Methodik: 500 zufällig ausgewählte Patienten, die nach Zystektomie mit einer Ileum Neoblase versorgt wurden, hat man in eine retrospektive Kohortenstudie eingeschlossen. Im Zeitraum 1/2014 bis 3/2017 wurden diese im Zuge einer Anschlussrehabilitation (AHB) im UKR behandelt. Evaluiert wurden die Ergebnisse der wöchentlich durchgeführten Blutgas-Analysen (pH, base excess, Bicarbonat) zusammen mit Komorbiditäten, Serum-Kreatinin, Serum-Elektrolyte und Frühkontinenz, objektiv erfasst zu Beginn (T1) und am Ende (T2) der AHB mittels 24-Stunden-Vorlagen-Test sowie die unterschiedlichen Parameter der Uroflowmetrie. Zudem wurde die evtl. erforderliche Dosis an alkalisierendem Natriumhydrogencarbonat erfasst. Die statistische Auswertung erfolgte mittels SPSS.

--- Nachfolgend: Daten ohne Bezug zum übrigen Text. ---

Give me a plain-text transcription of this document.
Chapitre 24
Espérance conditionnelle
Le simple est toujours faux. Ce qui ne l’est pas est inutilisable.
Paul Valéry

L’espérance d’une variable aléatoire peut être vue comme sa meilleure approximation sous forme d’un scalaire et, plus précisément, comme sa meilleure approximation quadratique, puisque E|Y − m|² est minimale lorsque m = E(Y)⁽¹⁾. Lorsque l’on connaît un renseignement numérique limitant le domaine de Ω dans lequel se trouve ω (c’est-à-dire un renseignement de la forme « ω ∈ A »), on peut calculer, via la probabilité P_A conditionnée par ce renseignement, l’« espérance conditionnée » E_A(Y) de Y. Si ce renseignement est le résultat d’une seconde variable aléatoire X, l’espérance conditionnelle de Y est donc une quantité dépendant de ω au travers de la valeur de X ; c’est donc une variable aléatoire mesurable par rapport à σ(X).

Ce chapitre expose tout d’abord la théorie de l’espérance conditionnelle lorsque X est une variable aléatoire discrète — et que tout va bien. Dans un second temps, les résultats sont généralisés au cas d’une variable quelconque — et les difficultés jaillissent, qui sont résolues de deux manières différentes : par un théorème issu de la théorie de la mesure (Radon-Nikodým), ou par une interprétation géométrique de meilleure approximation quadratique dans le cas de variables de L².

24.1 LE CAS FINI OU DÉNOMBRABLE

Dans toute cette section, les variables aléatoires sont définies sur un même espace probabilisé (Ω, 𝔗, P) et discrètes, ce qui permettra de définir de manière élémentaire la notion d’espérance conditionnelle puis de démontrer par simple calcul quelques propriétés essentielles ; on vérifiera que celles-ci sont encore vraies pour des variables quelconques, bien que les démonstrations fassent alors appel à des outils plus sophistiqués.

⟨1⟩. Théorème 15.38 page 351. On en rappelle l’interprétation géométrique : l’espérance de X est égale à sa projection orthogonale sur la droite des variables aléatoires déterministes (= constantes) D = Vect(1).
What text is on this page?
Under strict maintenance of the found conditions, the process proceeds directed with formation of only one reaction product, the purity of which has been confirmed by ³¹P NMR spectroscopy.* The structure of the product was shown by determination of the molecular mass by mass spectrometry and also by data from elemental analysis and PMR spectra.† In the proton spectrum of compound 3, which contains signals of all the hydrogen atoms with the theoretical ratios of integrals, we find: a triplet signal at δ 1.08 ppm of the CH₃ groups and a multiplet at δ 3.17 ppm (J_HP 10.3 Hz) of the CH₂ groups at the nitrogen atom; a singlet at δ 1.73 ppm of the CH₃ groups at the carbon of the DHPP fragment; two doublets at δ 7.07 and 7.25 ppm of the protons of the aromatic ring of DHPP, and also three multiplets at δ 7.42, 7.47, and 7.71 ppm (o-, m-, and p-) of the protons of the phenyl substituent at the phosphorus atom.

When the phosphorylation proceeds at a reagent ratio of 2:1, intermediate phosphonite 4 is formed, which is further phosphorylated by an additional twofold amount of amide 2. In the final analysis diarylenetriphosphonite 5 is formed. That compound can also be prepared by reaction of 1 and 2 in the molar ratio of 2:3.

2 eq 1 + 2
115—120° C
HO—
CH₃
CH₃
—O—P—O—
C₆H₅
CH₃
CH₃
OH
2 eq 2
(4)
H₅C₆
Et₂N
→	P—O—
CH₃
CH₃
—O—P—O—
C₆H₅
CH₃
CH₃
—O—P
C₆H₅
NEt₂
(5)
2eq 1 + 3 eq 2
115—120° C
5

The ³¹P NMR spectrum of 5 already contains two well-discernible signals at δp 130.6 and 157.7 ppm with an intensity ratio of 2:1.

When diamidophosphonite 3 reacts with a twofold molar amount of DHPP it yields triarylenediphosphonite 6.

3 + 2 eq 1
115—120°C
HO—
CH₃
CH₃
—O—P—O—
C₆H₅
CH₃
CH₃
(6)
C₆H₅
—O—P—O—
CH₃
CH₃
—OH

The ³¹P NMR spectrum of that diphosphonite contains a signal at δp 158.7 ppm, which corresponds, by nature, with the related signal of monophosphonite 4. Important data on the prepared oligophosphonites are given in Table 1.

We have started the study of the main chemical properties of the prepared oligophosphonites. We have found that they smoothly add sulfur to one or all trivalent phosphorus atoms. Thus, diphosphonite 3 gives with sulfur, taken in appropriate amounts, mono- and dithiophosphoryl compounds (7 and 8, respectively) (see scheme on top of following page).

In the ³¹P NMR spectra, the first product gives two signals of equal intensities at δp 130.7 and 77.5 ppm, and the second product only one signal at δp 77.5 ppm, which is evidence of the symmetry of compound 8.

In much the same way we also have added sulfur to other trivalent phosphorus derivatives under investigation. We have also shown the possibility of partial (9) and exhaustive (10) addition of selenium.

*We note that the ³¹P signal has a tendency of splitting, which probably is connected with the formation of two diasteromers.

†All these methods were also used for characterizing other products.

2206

Ergebnis: Bei der Aufnahme zur AHB wiesen 58,2% der Patienten einen korrekturbedürftigen negativen base excess von ≤ -2,5 mmol/l auf. Im AHB-Verlauf wurde bei weiteren 37,8% der Patienten eine medikamentöse Therapie mit Natriumhydrogencarbonat erforderlich. Im Median wurden bei diesen Patienten pro Tag 3 g (IQR 2-5) Natriumhydrogencarbonat substituiert. Dieser Bedarf der vermehrten Medikation ist in aller Regel bedingt durch eine zunehmende Volumenspeicherung der Neoblase, die zu einer weiteren Übersäuerung des Blutes durch die verlängerte Kontaktdauer des Urins mit dem Darmlumen führt. Der Urinverlust reduzierte sich im Median von 424 g auf 94 g (T1 vs. T2; p< 0,001) und das Miktionsvolumen steigerte sich im Median von 57 ml auf 154 ml (T1 vs. T2; p< 0,001). In der adjustierten multivariaten Analyse wurden eine vorbestehende Niereninsuffizienz (eGFR < 60 ml/min.) und ein geringerer Urinverlust als Prädiktoren für die Entwicklung einer metabolischen Azidose identifiziert (p< 0,001 bzw. p= 0,02).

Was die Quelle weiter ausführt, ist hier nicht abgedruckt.